Quite a few two year-olds survived the bear hunt, too, as Dad and the kids, and baby and dog, tramped through various terrains, sang songs and found a bear in a narrow, gloomy cave before hurrying home to bed with their nursery teddies.
There’s no attempt to reproduce the glorious colour wash of Helen Oxenbury’s illustrations for Rosen’s 1989 book by the director Sally Cookson and designer Katie Sykes (their adaptation was first seen at the Bristol Old Vic three years ago).
Instead, we have a curtain of shiny green strips for the long grass, a blue river of towels, pails and watering cans, a squelchy art class of brown paint and Tyrolean yodelling for the muddy swamp, a pile of cardboard boxes in the dark forest and a snowstorm of a billowing sheet and handfuls of fake flakes.
It’s all very simple and ingenious and put across with a genuine Blue Peter niceness by the bespectacled quartet of Duncan Foster (as Dad), Gareth Warren, Victoria Andrews and Bob Karper as a furry-eared, guitar-strumming canine.
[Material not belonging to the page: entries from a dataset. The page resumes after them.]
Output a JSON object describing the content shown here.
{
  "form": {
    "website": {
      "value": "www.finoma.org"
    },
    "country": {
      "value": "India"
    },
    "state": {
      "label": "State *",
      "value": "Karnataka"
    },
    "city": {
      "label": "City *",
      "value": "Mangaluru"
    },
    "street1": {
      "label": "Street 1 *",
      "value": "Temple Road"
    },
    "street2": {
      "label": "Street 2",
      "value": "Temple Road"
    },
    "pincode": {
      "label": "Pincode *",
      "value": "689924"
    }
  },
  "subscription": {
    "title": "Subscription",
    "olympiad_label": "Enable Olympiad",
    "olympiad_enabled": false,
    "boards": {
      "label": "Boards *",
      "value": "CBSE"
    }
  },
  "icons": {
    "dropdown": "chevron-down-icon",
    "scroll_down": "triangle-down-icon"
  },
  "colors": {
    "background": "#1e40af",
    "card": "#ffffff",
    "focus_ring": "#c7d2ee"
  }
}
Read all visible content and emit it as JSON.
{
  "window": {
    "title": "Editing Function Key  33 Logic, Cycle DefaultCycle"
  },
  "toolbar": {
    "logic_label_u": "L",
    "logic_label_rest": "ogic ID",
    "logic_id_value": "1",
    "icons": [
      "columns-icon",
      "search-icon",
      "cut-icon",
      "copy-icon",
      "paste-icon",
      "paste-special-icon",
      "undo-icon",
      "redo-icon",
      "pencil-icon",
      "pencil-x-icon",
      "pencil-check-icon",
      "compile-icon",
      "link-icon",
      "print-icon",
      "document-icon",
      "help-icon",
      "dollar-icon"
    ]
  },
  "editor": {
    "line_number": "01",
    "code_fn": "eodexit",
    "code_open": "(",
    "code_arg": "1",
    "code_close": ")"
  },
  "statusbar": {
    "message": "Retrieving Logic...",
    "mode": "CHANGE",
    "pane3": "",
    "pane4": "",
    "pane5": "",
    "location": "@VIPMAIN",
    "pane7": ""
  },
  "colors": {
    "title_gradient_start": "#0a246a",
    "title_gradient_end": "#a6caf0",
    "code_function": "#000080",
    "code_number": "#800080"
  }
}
And we all get wet in the river, as they squirt us with water pistols; one mum put up a brolly in the stalls.
The bear itself is a bit of a non-frightening disappointment, but the cast have no qualms about revealing Dad inside the skin, pulling the strings, and no three year-old was remotely fazed by this Brechtian sleight of hand.
Benji Bower’s music and lyrics are catchy and melodic, and we all joined in the chorus with minimal coercion: “What a beautiful day … we’re not scared.” The rapt expressions on the little shining faces all around me were worth the price of my free ticket alone.